One of the most profitable niches Rush-In has found is one most IACs enjoy—book publishing. Rush-In has gone from doing shorter-runs of 10,000 or so early in the century to producing a single copy for customers.
“Back in the 1980s, the Libraries of MIT began scanning, encoding, and storing books in disk,” de la Monde remembers, “The Ohio College Library Center catalogued and offered books on disk to 600 subscribers in 1982. IBM’s Vice President and Chief Scientist said then that all the books in the Library of Congress would fit into 20 IBM 3850s.
“Now, almost every book is available through the Library of Congress. Customers come into the Lakewood shop, as though they were coming into a library. Apparently, they prefer books printed on real paper, as opposed to what they’re using in their at-home laser printers. They tell us what book they want, and the Library of Congress communicates the information via my own satellite, and the book gets printed on our Xerox 9700,” de la Monde says. “The royalties are protected by the Adonis Project, the American Association of Publishers established in the 1980s.”
Rush-In offers other products as well. Increasingly popular is toilet paper printing. Advertising specialties have turned the paper shortage into an opportunity, and personalize toilet paper has become a popular item for the Lakewood store. Rush-In has its own TP laser printer. “This is one item that is really rolling, although it did take people a few years to get used to the idea,” says de la Monde. “It’s a way of keeping your message out there, and one on a one-to-one basis, too. I have a few of my own rolls installed at Mile High Stadium during some Broncos games,” de la Monde explains.
No IAC would be complete without offering some kind of hologram printing service. National Geographic really brought holograms to the nation’s attention when it became the first magazine to feature a hologram on its cover in 1985. Others followed, including Quick Printing’s sister publication, Publishing Trade, 1986.

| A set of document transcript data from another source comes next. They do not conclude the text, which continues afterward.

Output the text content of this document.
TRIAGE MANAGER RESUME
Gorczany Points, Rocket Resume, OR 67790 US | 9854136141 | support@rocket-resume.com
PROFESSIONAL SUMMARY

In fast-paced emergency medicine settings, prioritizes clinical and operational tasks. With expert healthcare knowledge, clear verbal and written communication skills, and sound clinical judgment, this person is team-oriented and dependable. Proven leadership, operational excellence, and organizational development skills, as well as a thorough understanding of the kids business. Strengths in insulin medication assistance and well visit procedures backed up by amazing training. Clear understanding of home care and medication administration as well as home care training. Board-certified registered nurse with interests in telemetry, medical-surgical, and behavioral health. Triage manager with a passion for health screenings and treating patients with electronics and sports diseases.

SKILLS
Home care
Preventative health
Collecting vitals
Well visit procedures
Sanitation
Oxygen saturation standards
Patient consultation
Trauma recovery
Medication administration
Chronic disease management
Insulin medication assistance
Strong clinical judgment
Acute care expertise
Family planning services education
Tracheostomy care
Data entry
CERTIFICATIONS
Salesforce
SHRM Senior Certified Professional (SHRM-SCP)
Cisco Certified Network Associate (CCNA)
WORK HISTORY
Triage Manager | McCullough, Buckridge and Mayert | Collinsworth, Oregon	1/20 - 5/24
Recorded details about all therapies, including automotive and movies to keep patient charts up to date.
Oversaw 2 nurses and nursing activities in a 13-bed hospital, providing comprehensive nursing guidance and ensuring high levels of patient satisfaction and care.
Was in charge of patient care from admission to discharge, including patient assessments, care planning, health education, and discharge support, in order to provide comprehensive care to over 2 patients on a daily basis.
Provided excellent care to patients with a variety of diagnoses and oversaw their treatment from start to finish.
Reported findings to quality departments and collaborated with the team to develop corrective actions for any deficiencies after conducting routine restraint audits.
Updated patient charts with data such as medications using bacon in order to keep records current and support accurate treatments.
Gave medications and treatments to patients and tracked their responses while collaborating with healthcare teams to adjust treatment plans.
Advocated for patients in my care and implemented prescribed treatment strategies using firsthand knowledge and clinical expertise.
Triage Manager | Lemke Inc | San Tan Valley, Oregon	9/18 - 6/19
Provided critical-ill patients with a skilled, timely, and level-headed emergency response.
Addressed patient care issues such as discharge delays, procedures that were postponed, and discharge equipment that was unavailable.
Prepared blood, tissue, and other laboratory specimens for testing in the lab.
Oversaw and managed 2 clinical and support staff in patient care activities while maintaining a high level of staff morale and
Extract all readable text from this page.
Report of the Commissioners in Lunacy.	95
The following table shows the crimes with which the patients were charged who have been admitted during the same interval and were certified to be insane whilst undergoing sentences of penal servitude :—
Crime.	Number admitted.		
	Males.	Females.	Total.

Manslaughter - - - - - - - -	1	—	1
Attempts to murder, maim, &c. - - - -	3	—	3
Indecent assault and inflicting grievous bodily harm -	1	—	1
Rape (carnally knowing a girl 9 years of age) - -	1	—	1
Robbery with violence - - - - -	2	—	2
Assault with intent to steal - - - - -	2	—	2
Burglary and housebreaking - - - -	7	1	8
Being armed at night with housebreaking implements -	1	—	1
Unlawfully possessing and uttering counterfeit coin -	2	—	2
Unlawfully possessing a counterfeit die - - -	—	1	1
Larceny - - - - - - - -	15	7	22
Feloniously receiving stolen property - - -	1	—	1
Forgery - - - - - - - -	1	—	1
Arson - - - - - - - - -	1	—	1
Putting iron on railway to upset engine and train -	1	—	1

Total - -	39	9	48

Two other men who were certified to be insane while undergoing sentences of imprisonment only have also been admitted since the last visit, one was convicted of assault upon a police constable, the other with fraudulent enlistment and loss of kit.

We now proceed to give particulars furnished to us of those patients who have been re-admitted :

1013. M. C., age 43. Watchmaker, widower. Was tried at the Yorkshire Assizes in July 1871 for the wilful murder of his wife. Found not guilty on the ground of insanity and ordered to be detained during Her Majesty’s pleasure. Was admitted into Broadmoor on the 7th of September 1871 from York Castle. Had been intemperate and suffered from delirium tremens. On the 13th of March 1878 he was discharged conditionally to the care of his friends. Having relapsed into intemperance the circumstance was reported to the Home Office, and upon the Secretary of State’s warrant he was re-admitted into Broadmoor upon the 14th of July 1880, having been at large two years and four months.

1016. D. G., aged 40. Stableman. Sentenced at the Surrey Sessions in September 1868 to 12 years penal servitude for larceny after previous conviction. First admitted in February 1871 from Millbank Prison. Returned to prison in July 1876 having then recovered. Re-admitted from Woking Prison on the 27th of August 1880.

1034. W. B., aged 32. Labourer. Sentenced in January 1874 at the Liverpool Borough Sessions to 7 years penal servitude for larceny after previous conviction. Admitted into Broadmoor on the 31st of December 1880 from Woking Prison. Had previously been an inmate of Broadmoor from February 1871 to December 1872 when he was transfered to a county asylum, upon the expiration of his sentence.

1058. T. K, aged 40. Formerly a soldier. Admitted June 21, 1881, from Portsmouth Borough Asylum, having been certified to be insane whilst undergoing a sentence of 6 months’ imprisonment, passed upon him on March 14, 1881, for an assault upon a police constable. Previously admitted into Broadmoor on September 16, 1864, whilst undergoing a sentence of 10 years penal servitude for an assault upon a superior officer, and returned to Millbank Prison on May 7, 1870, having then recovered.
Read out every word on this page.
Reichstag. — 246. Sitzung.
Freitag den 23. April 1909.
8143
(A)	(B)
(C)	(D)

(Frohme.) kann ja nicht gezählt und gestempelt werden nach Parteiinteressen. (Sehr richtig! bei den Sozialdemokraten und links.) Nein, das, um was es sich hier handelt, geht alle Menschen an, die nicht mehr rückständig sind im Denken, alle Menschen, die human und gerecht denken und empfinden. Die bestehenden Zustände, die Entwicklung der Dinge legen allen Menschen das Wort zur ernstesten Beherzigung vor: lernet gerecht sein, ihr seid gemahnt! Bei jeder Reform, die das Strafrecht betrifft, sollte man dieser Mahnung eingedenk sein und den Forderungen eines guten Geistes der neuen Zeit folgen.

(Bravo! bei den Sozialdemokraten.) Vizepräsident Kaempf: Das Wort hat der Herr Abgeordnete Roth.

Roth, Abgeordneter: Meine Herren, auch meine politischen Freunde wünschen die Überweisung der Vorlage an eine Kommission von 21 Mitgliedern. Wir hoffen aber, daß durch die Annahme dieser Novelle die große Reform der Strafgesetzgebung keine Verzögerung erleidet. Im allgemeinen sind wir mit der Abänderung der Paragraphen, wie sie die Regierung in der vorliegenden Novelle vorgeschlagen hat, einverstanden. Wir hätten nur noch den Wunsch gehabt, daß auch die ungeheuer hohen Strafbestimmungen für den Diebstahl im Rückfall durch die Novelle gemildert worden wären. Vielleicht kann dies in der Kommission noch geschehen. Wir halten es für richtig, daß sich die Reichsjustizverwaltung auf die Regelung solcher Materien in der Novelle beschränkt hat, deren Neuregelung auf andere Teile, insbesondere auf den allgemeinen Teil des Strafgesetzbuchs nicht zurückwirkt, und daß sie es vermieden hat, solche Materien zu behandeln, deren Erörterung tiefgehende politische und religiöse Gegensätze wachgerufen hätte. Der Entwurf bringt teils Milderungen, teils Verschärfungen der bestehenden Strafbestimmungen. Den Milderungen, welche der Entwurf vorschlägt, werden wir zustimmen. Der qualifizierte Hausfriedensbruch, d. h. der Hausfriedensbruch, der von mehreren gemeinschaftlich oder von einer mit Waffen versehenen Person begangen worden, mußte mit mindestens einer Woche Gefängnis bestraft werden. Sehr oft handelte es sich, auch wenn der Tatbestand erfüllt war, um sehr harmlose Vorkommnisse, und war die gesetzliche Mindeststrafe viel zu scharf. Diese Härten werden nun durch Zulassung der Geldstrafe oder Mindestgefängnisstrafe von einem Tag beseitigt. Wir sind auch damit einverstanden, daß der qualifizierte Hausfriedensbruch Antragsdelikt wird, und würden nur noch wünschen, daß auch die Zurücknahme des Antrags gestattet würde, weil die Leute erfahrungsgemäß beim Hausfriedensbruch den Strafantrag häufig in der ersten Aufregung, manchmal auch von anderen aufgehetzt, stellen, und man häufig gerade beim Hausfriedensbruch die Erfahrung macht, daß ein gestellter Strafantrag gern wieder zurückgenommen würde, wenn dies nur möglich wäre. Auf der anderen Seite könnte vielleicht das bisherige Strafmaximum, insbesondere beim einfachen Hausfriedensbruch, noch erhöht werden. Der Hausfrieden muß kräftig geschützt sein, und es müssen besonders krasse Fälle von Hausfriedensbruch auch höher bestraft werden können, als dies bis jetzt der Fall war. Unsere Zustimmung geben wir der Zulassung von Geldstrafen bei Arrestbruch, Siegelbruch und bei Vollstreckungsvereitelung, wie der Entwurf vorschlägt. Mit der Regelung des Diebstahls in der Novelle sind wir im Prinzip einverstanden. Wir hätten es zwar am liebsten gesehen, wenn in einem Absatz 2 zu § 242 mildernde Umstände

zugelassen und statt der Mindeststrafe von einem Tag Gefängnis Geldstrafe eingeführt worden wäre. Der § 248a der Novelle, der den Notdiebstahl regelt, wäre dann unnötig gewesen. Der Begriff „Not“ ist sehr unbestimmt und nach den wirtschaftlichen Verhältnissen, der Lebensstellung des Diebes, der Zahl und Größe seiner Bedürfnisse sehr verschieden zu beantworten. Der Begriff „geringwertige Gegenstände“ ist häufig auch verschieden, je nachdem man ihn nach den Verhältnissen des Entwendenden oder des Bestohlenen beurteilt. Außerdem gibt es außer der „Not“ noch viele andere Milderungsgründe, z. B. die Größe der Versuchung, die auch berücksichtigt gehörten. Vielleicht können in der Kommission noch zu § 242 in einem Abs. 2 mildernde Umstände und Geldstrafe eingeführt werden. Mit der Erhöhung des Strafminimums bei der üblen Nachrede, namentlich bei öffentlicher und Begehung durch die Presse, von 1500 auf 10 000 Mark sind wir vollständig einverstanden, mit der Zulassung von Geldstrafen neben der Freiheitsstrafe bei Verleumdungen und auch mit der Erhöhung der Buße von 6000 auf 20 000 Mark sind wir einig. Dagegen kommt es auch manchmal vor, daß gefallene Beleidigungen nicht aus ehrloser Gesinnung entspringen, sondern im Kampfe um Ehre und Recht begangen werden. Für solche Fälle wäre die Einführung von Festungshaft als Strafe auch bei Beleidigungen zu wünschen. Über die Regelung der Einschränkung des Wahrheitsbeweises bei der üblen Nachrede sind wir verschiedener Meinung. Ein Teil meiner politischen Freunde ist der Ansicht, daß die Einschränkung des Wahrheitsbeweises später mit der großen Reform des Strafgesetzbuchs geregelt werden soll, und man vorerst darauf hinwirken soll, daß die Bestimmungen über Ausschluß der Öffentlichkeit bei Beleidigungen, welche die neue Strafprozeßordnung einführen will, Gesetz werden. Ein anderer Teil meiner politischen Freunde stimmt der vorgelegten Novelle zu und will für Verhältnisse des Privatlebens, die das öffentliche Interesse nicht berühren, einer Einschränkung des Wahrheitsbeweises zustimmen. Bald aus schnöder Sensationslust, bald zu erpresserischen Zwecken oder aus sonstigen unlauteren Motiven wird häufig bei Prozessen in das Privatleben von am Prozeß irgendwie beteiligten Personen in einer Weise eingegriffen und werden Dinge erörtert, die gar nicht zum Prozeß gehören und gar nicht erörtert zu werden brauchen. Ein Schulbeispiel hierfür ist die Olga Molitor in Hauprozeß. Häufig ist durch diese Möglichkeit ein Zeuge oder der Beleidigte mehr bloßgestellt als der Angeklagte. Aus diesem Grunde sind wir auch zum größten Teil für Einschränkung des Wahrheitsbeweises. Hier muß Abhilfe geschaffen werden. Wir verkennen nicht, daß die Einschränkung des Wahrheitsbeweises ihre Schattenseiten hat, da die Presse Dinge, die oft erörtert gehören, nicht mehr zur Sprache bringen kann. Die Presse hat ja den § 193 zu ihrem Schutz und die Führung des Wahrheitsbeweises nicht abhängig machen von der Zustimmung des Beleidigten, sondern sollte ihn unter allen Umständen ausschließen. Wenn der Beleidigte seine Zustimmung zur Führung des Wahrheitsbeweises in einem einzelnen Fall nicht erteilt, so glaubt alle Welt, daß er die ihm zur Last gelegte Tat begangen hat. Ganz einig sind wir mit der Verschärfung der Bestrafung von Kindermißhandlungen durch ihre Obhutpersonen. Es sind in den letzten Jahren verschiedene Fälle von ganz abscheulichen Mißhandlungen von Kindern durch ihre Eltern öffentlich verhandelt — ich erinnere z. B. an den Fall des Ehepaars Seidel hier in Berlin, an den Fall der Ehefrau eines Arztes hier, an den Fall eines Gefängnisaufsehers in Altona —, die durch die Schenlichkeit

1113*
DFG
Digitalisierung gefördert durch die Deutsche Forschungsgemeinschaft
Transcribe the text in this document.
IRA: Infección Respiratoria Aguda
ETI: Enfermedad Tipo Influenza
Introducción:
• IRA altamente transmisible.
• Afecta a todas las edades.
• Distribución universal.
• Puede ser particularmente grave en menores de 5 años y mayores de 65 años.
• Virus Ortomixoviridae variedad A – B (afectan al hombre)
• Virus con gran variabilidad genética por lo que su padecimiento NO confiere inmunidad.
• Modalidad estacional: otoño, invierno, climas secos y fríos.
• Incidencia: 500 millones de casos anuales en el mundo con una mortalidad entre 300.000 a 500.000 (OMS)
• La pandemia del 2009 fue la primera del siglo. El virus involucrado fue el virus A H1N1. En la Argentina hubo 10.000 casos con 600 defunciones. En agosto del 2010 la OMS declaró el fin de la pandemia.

“It’s sort of like thermography was in the 90s,” Adam says, “Radio stations like to order holographic bumper stickers with UPCs encoded in them, so they can track their listeners and contest winners from either helicopters or satellites. Holographic business cares are very popular, especially the ones that change scenes as look at different angles. We’re going to be offering “Scratch-And-Listen” holograms soon, too.”
de la Monde is a firm believer in associations, and belongs to the International Association of Electronic Quick Printers and Information Access Centers, which is holding its 51st convention and Information Access Expo 2027 at the McCormick Place Space Station in August. “I understand Multigraphics is featuring frictionless offset presses at McCormick,” de la Monde says.
“I read in Quick Printing,” he adds, noting that he is an avid reader, “It arrives every Monday, and I read it cover to cover.” Of course, he prefers the version that’s printed on real paper. QP’s Art Director, Douglas J. Macharyas, son of Art Director Emeritus, Jeff Macharyas, says that the full holographic version of QP will be available in 2028.
Back in the 20th century, Jeff Macharyas was Art Director of Quick Printing magazine.